Figure 6.

A through C, Complementation of yeast ire1 deletion mutant with chimeric constructs of yeast Ire1p and Arabidopsis Ire1 homologs. A, Schematic view of the chimeric constructs used for yeast complementation. Chimeric constructs consisted of the sensor domains of AtIre1-1 or AtIre1-2, and other parts (signal peptide and C-terminal half) of yeast Ire1p. B, Growth of Δire1 strains of yeast complemented with chimeric constructs in the absence or presence of tunicamycin. Δire1 containing vector only (vector), chimeric constructs for AtIre1-1 (Atire1-ch) and AtIre1-2 (Atire2-ch), and yeast IRE1 were grown on synthetic dextrose plates without tunicamycin (−Tunicamycin) and with tunicamycin (+Tunicamycin, final concentration at 0.2 μg mL⁻¹). Approximately 1 × 10⁵ cells were spotted on the left column of each plate.

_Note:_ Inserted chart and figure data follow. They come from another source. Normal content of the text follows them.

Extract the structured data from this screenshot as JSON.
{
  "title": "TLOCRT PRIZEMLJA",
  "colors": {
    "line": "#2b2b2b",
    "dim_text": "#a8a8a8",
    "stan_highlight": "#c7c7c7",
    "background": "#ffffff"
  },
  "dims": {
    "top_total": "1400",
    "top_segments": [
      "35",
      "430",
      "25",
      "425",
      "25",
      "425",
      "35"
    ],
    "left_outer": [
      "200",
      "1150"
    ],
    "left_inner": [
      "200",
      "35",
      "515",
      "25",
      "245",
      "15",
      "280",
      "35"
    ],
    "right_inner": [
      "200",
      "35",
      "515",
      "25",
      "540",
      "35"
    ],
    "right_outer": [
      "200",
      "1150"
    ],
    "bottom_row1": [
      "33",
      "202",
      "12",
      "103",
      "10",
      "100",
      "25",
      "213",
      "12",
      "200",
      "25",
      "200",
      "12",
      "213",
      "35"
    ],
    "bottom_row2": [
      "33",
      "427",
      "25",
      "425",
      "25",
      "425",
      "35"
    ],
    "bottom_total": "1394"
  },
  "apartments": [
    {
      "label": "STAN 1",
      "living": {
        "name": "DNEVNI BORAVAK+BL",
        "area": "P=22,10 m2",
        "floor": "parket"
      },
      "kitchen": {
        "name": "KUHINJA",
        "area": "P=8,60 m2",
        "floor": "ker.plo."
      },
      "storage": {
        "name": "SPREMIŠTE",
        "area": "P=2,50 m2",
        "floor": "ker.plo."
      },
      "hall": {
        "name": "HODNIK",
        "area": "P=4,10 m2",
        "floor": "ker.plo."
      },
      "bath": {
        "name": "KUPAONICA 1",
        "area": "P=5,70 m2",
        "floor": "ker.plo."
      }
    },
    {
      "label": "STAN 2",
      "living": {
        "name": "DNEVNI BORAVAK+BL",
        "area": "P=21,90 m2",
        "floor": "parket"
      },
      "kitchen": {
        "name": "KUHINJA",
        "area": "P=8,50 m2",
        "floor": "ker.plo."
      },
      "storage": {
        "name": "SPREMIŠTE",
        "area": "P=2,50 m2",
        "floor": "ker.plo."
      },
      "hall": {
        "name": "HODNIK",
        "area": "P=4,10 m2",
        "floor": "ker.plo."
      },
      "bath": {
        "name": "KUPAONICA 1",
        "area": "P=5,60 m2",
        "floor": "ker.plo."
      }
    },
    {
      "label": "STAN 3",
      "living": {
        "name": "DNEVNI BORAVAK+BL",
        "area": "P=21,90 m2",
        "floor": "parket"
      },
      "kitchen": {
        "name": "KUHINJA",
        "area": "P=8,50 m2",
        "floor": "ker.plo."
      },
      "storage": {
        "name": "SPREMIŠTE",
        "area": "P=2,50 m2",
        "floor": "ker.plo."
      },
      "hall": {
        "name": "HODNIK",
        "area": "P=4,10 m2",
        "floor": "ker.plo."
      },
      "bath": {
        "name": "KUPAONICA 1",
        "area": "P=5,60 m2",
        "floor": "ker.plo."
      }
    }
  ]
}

Series of one-tenth dilution of cells were spotted on the right side. Yeast cells were grown for 3 d at 30°C. C, Activity of β-galactosidase of yeast cells containing each construct. Cells were incubated at 30°C with 2 μg mL⁻¹ tunicamycin for 4 h, or 1 mm dithiothreitol for 2 h, and their β-galactosidase activity was measured.